Experimentele opgaven. Donderdag 17 juli 2014 2/9 In dit experiment is geen foutenanalyse vereist, behalve als daar expliciet om gevraagd wordt. De beschrijving van de apparatuur staat in Appendix A. Deel 1. Kwalitatieve waarnemingen! (3,5 punten) Deel 1.1. Polarisatoren (0,8 punten) 1.1 Bepaal de richting van de polarisatievlakken (d.w.z. welk van de diagonalen) van polarisator 1 en polarisator 2. Geef deze aan in de figuur op je antwoordblad (0,4 punten) Deel 1.2. Meetlatten (linialen) (1,0 punten) Gebruik tijdens dit deel van het experiment de LED (Light Emitting Diode) als lichtbron. Monteer de LED op het statief en sluit deze aan op de spanningsbron. Plaats de twee polarisatoren zodat hun voorzijde (aangegeven door de getallen 1 en 2) naar de lichtbron zijn gericht. Zorg ervoor dat de polarisatoren gekruist worden opgesteld, d.w.z. zodanig dat er geen lichtbundel doorheen kan. Scherm de eerste polarisator af door een stukje wit papier, door het te plaatsen op de voorzijde zoals getoond in Figuur 1B van Appendix B. Monteer de plastic meetlat tussen de polarisatoren. Je kan de meetlat met je handen verplaatsen. 1.2.1 Bepaal de mogelijke richtingen van de optische as in het midden van de plastic meetlat. Geef deze richtingen aan in de figuur op het antwoordblad. (0,2 punten) 1.2.2 Bepaal bij benadering de afstand l 1 bij meetlat 1 alleen en de afstand l Σ bij de twee meetlatten tegen elkaar geklemd, waarover het faseverschil van blauw licht met 2π verschuift. (0,4 punten) Deel 1.3. Strip (0,8 punten) 1.3.1 Bepaal de mogelijke richtingen van de optische as van de strip. Geef ze aan in de figuur op het antwoordblad. (0,3 punten) Bevestig de lange flexibele strip op het scherm met de knijpers, zodat de uiteinden van de strip samenvallen met de randen van het scherm. De strip is nu gebogen (zie Fig. 3B). Plaats het scherm met de strip tussen de polarisatoren. Merk op dat de kleur van de strip verandert wanneer je het scherm verschuift. De x- coördinaten van punten op de strip worden bepaald met de liniaal op het scherm. De linkerkant van het scherm is de oorsprong, zoals in Fig. 3B. Vanaf nu worden coördinaten gemeten door gebruik te maken van de meetlat op het scherm. 1.3.2 Meet de coördinaten van het midden van de donkere banden die op de strip zichtbaar zijn. De linker positie is x L en de rechter positie is x R. (0,2 punten)
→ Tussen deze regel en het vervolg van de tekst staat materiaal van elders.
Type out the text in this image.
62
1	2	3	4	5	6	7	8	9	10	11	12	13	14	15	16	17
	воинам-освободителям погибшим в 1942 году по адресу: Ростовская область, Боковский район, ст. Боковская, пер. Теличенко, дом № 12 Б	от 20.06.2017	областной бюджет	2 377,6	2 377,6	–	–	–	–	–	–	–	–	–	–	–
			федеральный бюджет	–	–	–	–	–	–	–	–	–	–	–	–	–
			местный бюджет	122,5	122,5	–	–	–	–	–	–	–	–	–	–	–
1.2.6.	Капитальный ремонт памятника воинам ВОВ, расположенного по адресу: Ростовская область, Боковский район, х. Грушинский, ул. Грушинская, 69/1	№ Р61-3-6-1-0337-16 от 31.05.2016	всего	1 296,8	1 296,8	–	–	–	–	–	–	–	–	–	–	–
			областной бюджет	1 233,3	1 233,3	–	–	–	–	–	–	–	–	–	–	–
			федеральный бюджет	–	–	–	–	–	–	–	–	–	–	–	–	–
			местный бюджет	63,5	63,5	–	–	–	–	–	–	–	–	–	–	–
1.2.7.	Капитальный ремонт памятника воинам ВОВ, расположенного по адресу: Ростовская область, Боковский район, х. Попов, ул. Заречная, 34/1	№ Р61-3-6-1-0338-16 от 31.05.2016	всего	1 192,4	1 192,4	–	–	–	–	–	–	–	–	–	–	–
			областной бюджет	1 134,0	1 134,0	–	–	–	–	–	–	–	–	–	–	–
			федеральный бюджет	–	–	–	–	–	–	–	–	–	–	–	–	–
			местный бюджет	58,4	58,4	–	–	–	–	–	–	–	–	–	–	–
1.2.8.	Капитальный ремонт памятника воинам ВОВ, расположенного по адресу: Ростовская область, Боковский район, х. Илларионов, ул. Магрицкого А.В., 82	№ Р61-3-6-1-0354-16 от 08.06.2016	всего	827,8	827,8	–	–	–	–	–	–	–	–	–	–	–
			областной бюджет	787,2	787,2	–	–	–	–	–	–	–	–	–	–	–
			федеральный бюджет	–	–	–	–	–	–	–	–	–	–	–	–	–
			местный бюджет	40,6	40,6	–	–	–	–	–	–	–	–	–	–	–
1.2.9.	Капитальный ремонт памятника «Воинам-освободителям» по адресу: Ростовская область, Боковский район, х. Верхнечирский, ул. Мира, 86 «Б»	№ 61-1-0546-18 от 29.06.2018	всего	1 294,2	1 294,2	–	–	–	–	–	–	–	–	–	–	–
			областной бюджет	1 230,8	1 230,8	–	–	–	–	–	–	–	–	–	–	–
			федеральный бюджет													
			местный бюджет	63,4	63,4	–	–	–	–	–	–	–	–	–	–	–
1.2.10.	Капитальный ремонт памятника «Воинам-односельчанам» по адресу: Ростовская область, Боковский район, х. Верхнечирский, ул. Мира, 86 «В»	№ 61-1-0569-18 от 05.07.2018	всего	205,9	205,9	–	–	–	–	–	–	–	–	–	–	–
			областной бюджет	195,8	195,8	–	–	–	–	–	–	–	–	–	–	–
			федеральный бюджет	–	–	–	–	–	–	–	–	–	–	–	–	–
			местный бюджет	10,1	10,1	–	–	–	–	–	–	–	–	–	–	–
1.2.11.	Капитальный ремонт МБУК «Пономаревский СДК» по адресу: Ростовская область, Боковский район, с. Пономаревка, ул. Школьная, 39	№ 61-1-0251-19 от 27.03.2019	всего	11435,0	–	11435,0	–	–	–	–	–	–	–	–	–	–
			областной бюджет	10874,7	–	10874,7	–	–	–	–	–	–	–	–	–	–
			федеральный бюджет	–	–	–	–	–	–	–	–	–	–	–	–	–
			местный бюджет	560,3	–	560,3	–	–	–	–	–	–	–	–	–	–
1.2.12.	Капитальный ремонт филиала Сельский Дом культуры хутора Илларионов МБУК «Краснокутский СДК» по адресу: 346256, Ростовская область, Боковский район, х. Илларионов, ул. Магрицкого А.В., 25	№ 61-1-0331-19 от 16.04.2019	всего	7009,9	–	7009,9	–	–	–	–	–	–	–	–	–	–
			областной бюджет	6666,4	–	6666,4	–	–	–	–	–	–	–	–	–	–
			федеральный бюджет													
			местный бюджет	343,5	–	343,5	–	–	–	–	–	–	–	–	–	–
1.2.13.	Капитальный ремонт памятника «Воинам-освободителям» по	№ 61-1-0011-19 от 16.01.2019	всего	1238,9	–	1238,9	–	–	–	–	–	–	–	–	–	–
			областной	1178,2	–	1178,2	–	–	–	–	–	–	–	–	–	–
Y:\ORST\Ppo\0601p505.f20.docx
Experimentele opgaven. Donderdag 17 juli 2014 3/9 Deel 1.4. Liquid crystal cel (0,9 punten) Een vloeibaar kristal (Liquid Crystal) is een intermediaire toestand van de materie tussen een kristallijne vaste stof en een amorfe vloeistof. De oriëntatie van de kristallen kan gemakkelijk uitgelijnd en gecontroleerd worden door het aanleggen van een elektrisch veld. De vloeibare kristal cel (LCC) vertoont het optische anisotrope verschijnsel met de twee brekingsindices. De grootte van dit effect hangt af van de aangelegde wisselspanning. De LCC is opgebouwd uit twee glazen plaatjes (1) die aan de binnenkant bekleed zijn met een transparante geleidende laag (2). Tussen de platen bevindt zich een dunne laag (ongeveer 10 µm dik) van een oplossing (3) die zich in de toestand van vloeibaar kristal bevindt. Aan de platen zijn snoertjes gesoldeerd die verbonden kunnen worden met de wisselspanningsbron. Wanneer geen spanning wordt aangelegd, liggen de lange moleculen evenwijdig aan de platen. De optische as van het kristal valt samen met de richting van de moleculen. Plaats de LCC tussen de polarisatoren. Sluit deze aan op de spanningsbron. Neem de verandering in kleur van het door de cel gestuurde licht waar, wanneer de aangelegde spanning over de LCC wordt gewijzigd. 1.4.1 Bepaal de mogelijke richtingen voor de optische as van de LCC als de spanning minimaal is (= 0 V) en als de spanning maximaal is. Geef deze richtingen weer op het antwoordblad. De Z-as staat verticaal.(0,2 punten) 1.4.2 Meet de spanning U cr over de cel waarbij bij een kleine verandering van de spanning een abrupte verandering van de richting van de LCC moleculen optreedt. Zorg ervoor dat je de multimeter gebruikt in wisselspanningsmode (AC ~). (0,3 punten)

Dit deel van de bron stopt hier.